We humans have difficulty with tension and paradox, and so we tend to resolve them. Some folks tend toward the judgment side. God weighs the evidence and rules. Measure up and it's great; fall short and too bad for you. And despite the Protestant emphasis on grace and faith, a surprising number of Christians still seem content with an image of "the good" in heaven and "the bad" in hell.
But others tend to focus more on the grace and compassion side. My own tendencies are in this direction. God forgives. And what with God being love and all, perhaps God simply forgives everyone.
Problem is that resolving the tension in either direction requires ignoring large parts of Scripture, having certain Scriptures trump others, or utilizing some sort of cumulative weighing of judgment texts versus compassionate texts. But to my mind, none of these methods really work.
Instead, we need to live with the tension that is given us. I'm not talking about a biblical literalism that takes every sentence of Scripture to be factually, historically accurate. Rather I'm talking about reading of Scripture that takes seriously the fact that it consistently pictures a God of love, grace, compassion, and judgment. And when we opt for one picture over another, we may simply be flattening our image of God into something that suits us. That's why people with my tendency can fall into the "cheap grace" problem that Dietrich Bonhoeffer so elegantly critiqued in The Cost of Discipleship.
God loves us, cares for us, forgives us, and goes to unbelievable lengths to draw us back into right relationship with God and one another.
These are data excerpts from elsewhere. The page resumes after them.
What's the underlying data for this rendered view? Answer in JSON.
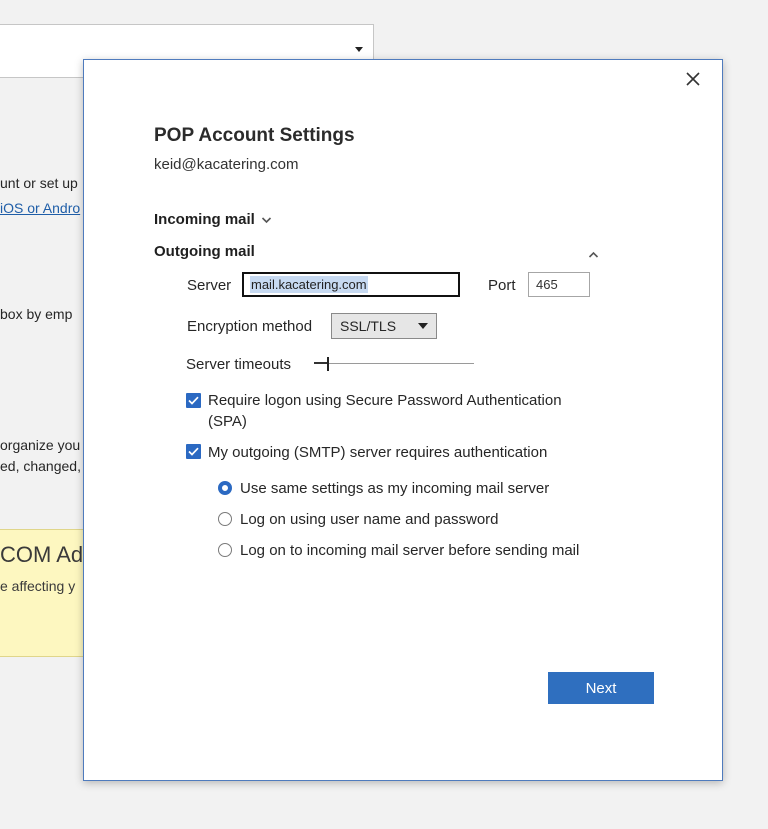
{
  "background": {
    "lines": [
      {
        "text": "unt or set up",
        "link": false
      },
      {
        "text": "iOS or Andro",
        "link": true
      },
      {
        "text": "box by emp",
        "link": false
      },
      {
        "text": "organize you",
        "link": false
      },
      {
        "text": "ed, changed,",
        "link": false
      }
    ],
    "banner_title": "COM Ad",
    "banner_text": "e affecting y"
  },
  "dialog": {
    "title": "POP Account Settings",
    "email": "keid@kacatering.com",
    "incoming_label": "Incoming mail",
    "outgoing_label": "Outgoing mail",
    "server_label": "Server",
    "server_value": "mail.kacatering.com",
    "port_label": "Port",
    "port_value": "465",
    "encryption_label": "Encryption method",
    "encryption_value": "SSL/TLS",
    "timeout_label": "Server timeouts",
    "timeout_level": 0.08,
    "spa_label": "Require logon using Secure Password Authentication (SPA)",
    "spa_checked": true,
    "smtp_auth_label": "My outgoing (SMTP) server requires authentication",
    "smtp_auth_checked": true,
    "radio_options": [
      {
        "label": "Use same settings as my incoming mail server",
        "selected": true
      },
      {
        "label": "Log on using user name and password",
        "selected": false
      },
      {
        "label": "Log on to incoming mail server before sending mail",
        "selected": false
      }
    ],
    "next_label": "Next"
  },
  "colors": {
    "accent": "#2b69c2",
    "button": "#2f6fbf",
    "selection": "#c7daf2",
    "banner": "#fdf7c0"
  }
}
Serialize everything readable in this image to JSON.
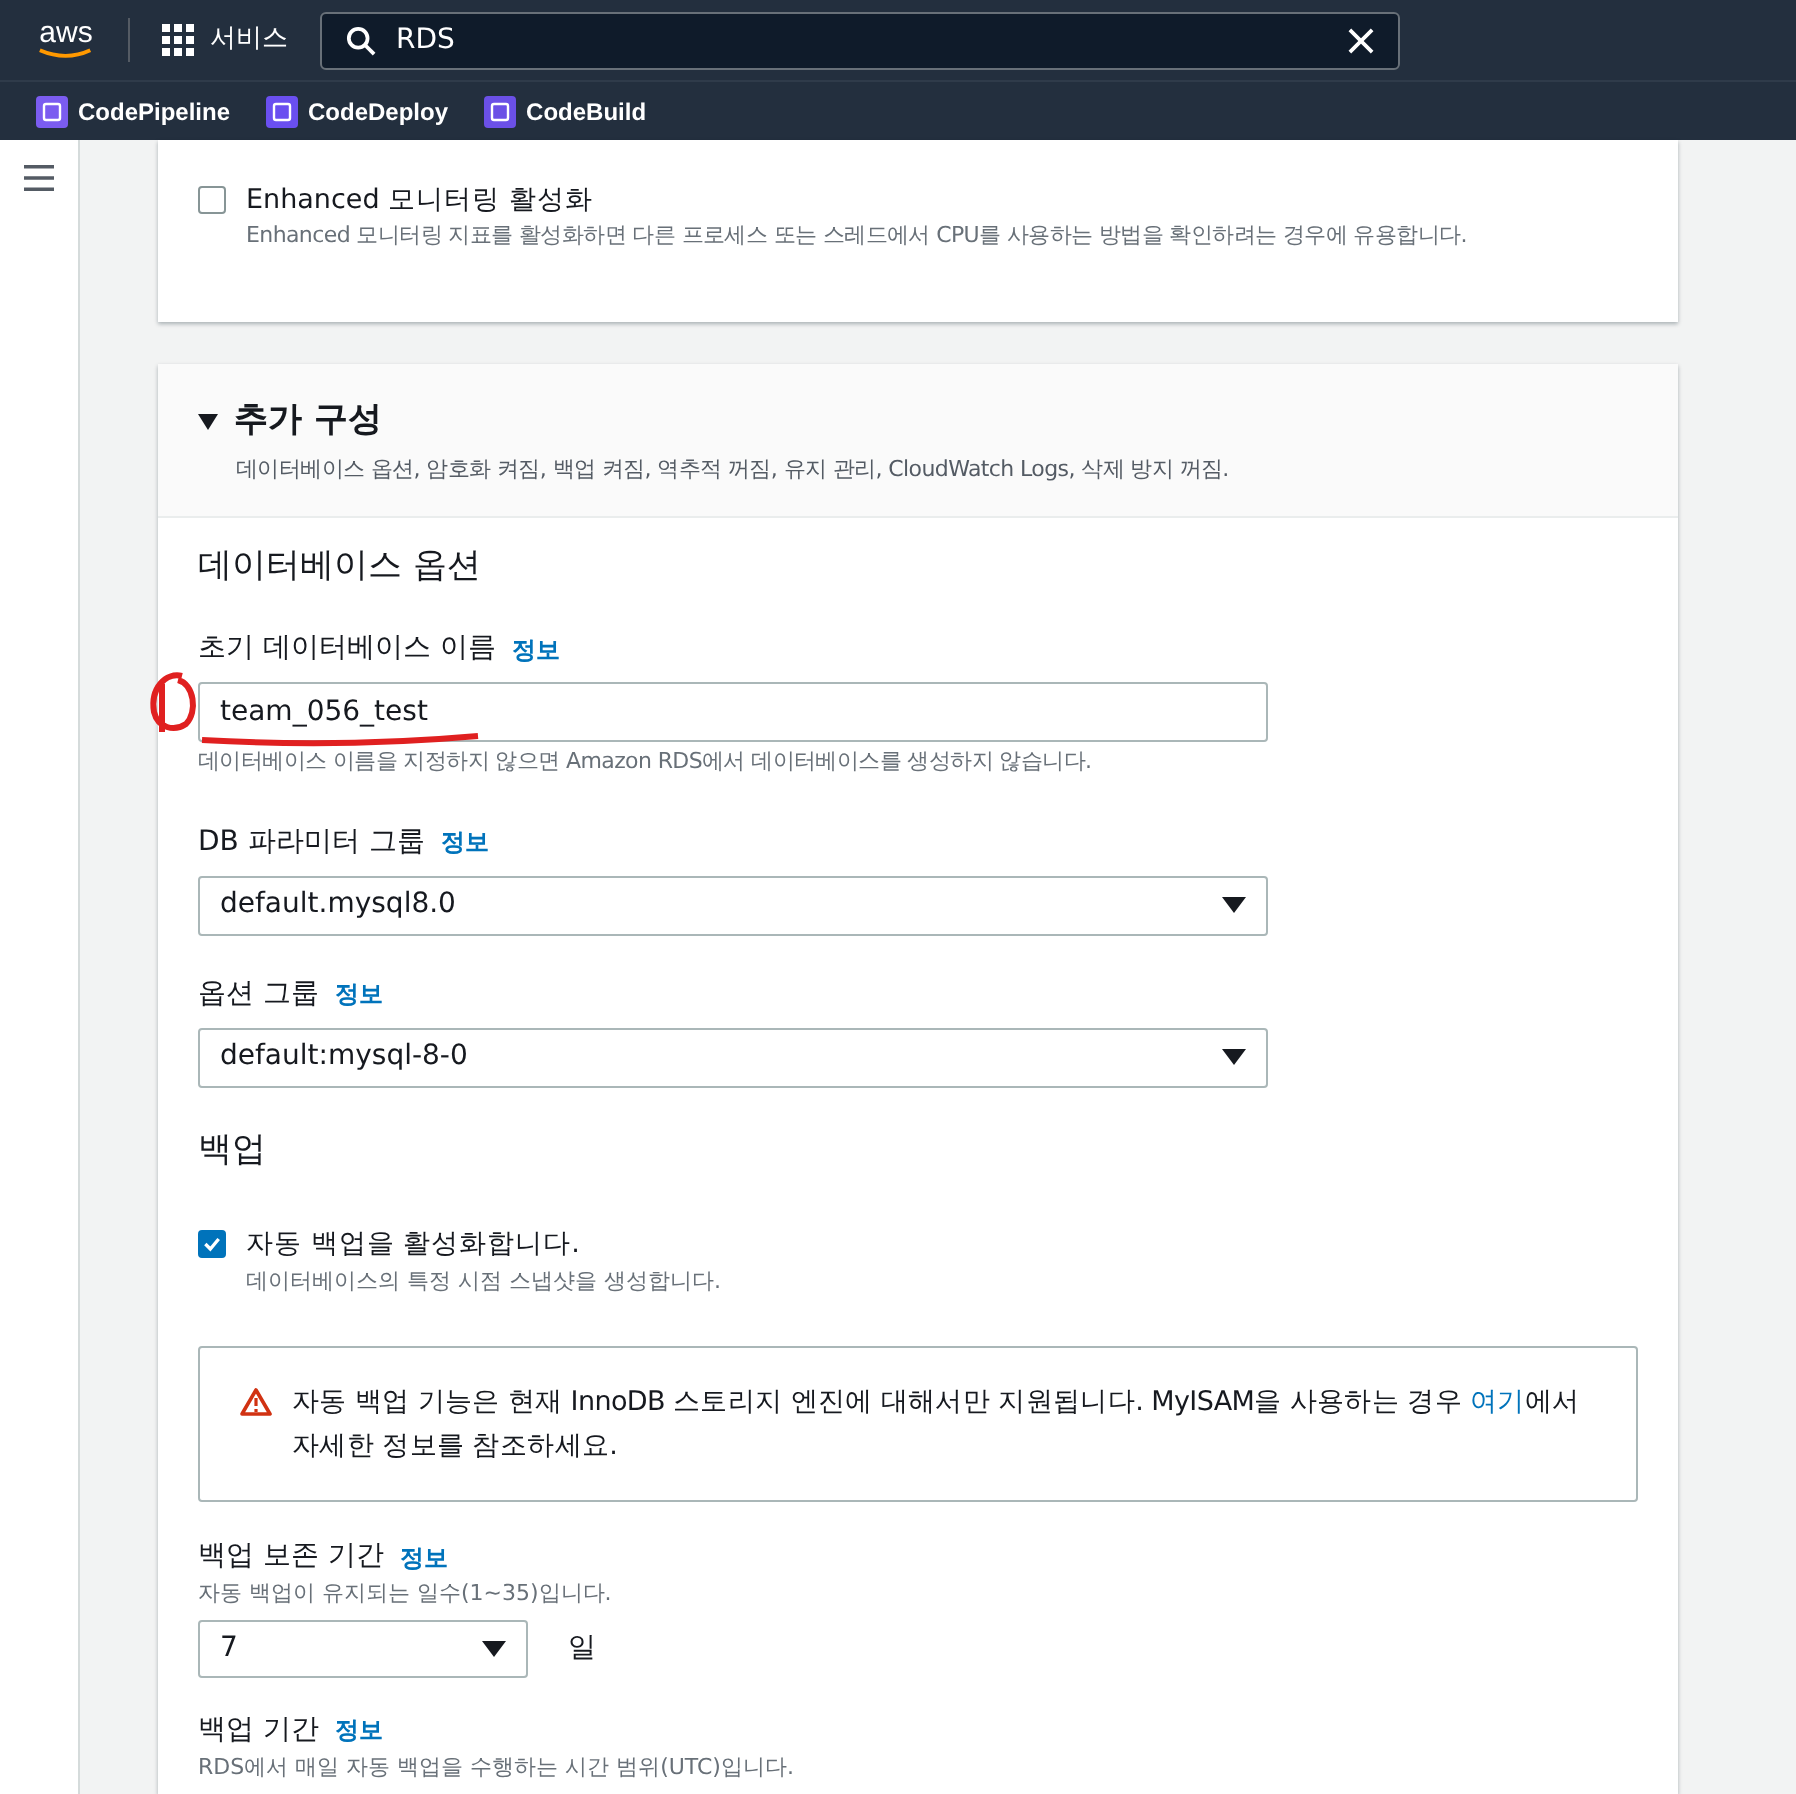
{
  "top_nav": {
    "logo": "aws",
    "services": "서비스",
    "search": {
      "value": "RDS"
    }
  },
  "favorites": [
    {
      "label": "CodePipeline"
    },
    {
      "label": "CodeDeploy"
    },
    {
      "label": "CodeBuild"
    }
  ],
  "monitoring": {
    "checkbox": {
      "label": "Enhanced 모니터링 활성화",
      "description": "Enhanced 모니터링 지표를 활성화하면 다른 프로세스 또는 스레드에서 CPU를 사용하는 방법을 확인하려는 경우에 유용합니다.",
      "checked": false
    }
  },
  "additional_config": {
    "title": "추가 구성",
    "expanded": true,
    "description": "데이터베이스 옵션, 암호화 켜짐, 백업 켜짐, 역추적 꺼짐, 유지 관리, CloudWatch Logs, 삭제 방지 꺼짐.",
    "db_options": {
      "heading": "데이터베이스 옵션",
      "fields": [
        {
          "kind": "input",
          "label": "초기 데이터베이스 이름",
          "info": "정보",
          "value": "team_056_test",
          "hint": "데이터베이스 이름을 지정하지 않으면 Amazon RDS에서 데이터베이스를 생성하지 않습니다."
        },
        {
          "kind": "select",
          "label": "DB 파라미터 그룹",
          "info": "정보",
          "value": "default.mysql8.0"
        },
        {
          "kind": "select",
          "label": "옵션 그룹",
          "info": "정보",
          "value": "default:mysql-8-0"
        }
      ]
    },
    "backup": {
      "heading": "백업",
      "checkbox": {
        "label": "자동 백업을 활성화합니다.",
        "description": "데이터베이스의 특정 시점 스냅샷을 생성합니다.",
        "checked": true
      },
      "alert": {
        "text": "자동 백업 기능은 현재 InnoDB 스토리지 엔진에 대해서만 지원됩니다. MyISAM을 사용하는 경우 ",
        "link": "여기",
        "text_after": "에서 자세한 정보를 참조하세요."
      },
      "retention": {
        "label": "백업 보존 기간",
        "info": "정보",
        "description": "자동 백업이 유지되는 일수(1~35)입니다.",
        "value": "7",
        "unit": "일"
      },
      "window": {
        "label": "백업 기간",
        "info": "정보",
        "description": "RDS에서 매일 자동 백업을 수행하는 시간 범위(UTC)입니다."
      }
    }
  }
}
But God also cares deeply about how we live, about whether our lives conform to the true humanity and community God intends for us. God is no doting grandparent who pats us on the head and gives us ice cream no matter what we do.
I don't know precisely how to fully integrate this tensions within these truths about God. So I think I'll simply insist that both sides of the tension are somehow true, and let God sort the rest out.